As Taiwan becomes a contentious issue between China and US President-elect Donald Trump, Taiwanese are hoping it will lead to closer ties with Washington but are wary of becoming a bargaining chip between the world’s two largest economies.
Trump’s Dec. 2 phone call with Taiwanese President Tsai Ing-wen raised expectations that he will upgrade relations with the self-governing island with which Washington has only had unofficial ties since recognizing the Communist government on the Chinese mainland in 1979. Trump followed up the call with tweets and comments criticizing Chinese trade and foreign policy, stoking speculation about a major change in American policy toward the nearly 70-year-old regional rivalry.
But the euphoria has been tempered by worry about what might happen to Taiwan if Trump uses it to press Beijing on trade, China’s territorial expansion in the South China Sea or its ties with North Korea.
“On the surface, it looks like this means America is getting closer to Taiwan,” said Jonathan Wang, a civil engineering student at National Taiwan University in Taipei.

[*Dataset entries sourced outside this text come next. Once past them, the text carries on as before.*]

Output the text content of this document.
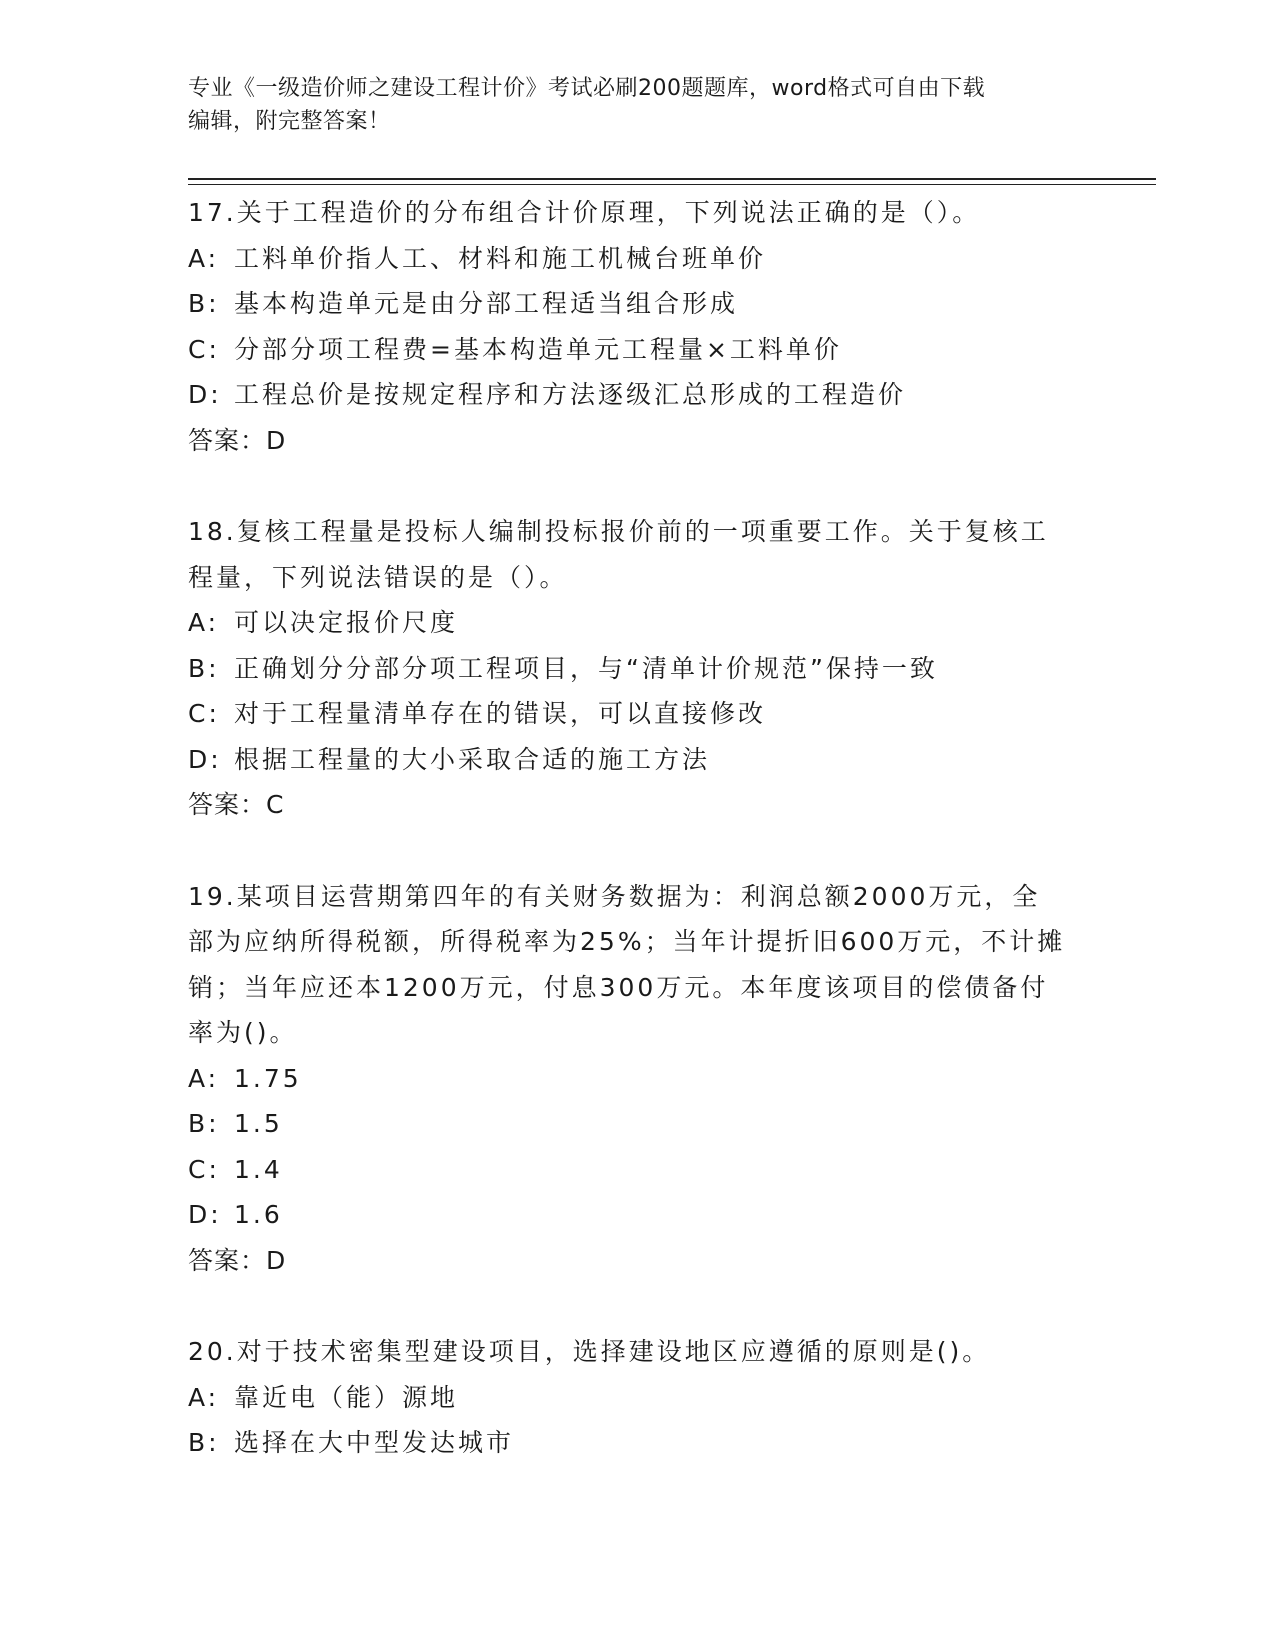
专业《一级造价师之建设工程计价》考试必刷200题题库，word格式可自由下载
编辑，附完整答案！
17.关于工程造价的分布组合计价原理，下列说法正确的是（）。
A: 工料单价指人工、材料和施工机械台班单价
B: 基本构造单元是由分部工程适当组合形成
C: 分部分项工程费=基本构造单元工程量×工料单价
D: 工程总价是按规定程序和方法逐级汇总形成的工程造价
答案：D
18.复核工程量是投标人编制投标报价前的一项重要工作。关于复核工
程量，下列说法错误的是（）。
A: 可以决定报价尺度
B: 正确划分分部分项工程项目，与“清单计价规范”保持一致
C: 对于工程量清单存在的错误，可以直接修改
D: 根据工程量的大小采取合适的施工方法
答案：C
19.某项目运营期第四年的有关财务数据为：利润总额2000万元，全
部为应纳所得税额，所得税率为25%；当年计提折旧600万元，不计摊
销；当年应还本1200万元，付息300万元。本年度该项目的偿债备付
率为()。
A: 1.75
B: 1.5
C: 1.4
D: 1.6
答案：D
20.对于技术密集型建设项目，选择建设地区应遵循的原则是()。
A: 靠近电（能）源地
B: 选择在大中型发达城市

“But Trump is a businessman, so he has own considerations,” Wang said. “If Taiwan becomes a bargaining chip in negotiations with China … (Trump) might give up the goodwill.”
The mix of excitement and fear poses a tricky challenge for Taiwan’s government. Despite being shunned by Beijing for her pro-independence stance, Tsai has repeated over the past two weeks that she values ties with both China and the US.